Henry Sias didn't expect to make headlines when he became a lawyer years ago, but now, the ambitious attorney is setting out to make history as the first openly transgender man to become a judge in the United States.
In an interview with Huffington Post, the 40-year-old attorney, who co-founded the group Philadelphia Lawyers for Social Equality, said that his "experience working directly with judges and justices" combined with his commitment to creating "democratic spaces where citizens can tell their truths, and with those truths, change our community for the better" make him an excellent candidate.
But, before he can change history, Sias needs to succeed at the polls on the May 16 Democratic primary in Philadelphia to gain a seat on Pennsylvania's trial court, the Court of Common Pleas.

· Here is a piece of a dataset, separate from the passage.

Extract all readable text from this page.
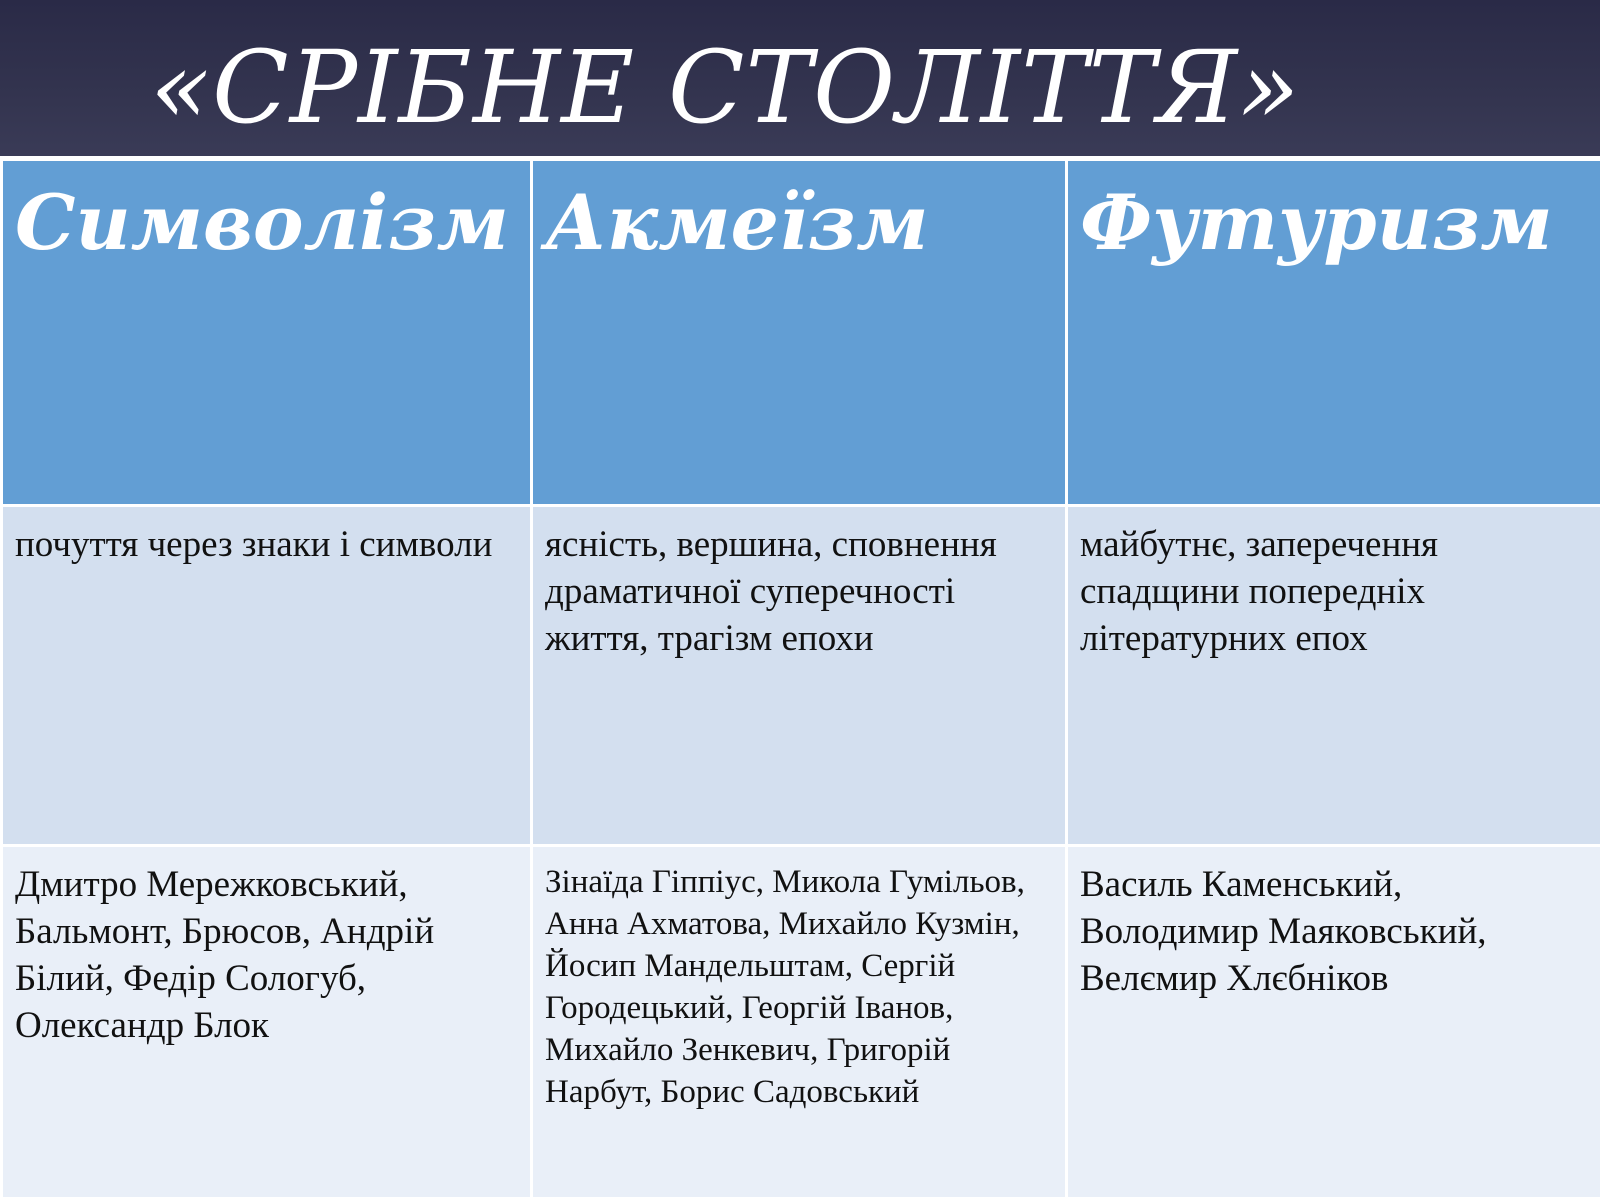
«СРІБНЕ СТОЛІТТЯ»
Символізм	Акмеїзм	Футуризм
почуття через знаки і символи	ясність, вершина, сповнення драматичної суперечності життя, трагізм епохи	майбутнє, заперечення спадщини попередніх літературних епох
Дмитро Мережковський, Бальмонт, Брюсов, Андрій Білий, Федір Сологуб, Олександр Блок	Зінаїда Гіппіус, Микола Гумільов, Анна Ахматова, Михайло Кузмін, Йосип Мандельштам, Сергій Городецький, Георгій Іванов, Михайло Зенкевич, Григорій Нарбут, Борис Садовський	Василь Каменський, Володимир Маяковський, Велємир Хлєбніков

"I learned from some of the finest trial judges in Philadelphia," Sias told Huffington Post. "I will take that experience directly to the bench. I also think that Philadelphians can and should send the message that transgender people belong in Philadelphia, and we belong in Philadelphia's government."
Sias' message comes at a time when lawmakers in the U.S. are arguing for and enacting changes that directly impact the safety and quality of trans lives.
Just days after President Trump signed an executive order granting businesses and employers the right to discriminate against potential employees based upon their religious beliefs, Missouri Representative Rick Brattin essentially argued that LGBTQ people are inherently different than other human beings.
Though some might be discouraged by the apparent anti-trans sentiments coming from lawmakers across the country, Sias sees an opportunity to enact real change, even if at just a local level.
"It's important to push back and eliminate the idea that transgender people are sort of fundamentally false or that we're not reliable narrators because of who we are and what happens to us," Sias told Huffington Post. "So, I think having transgender people involved in the legal system in the courts in government helps to push back against that systemic discrimination."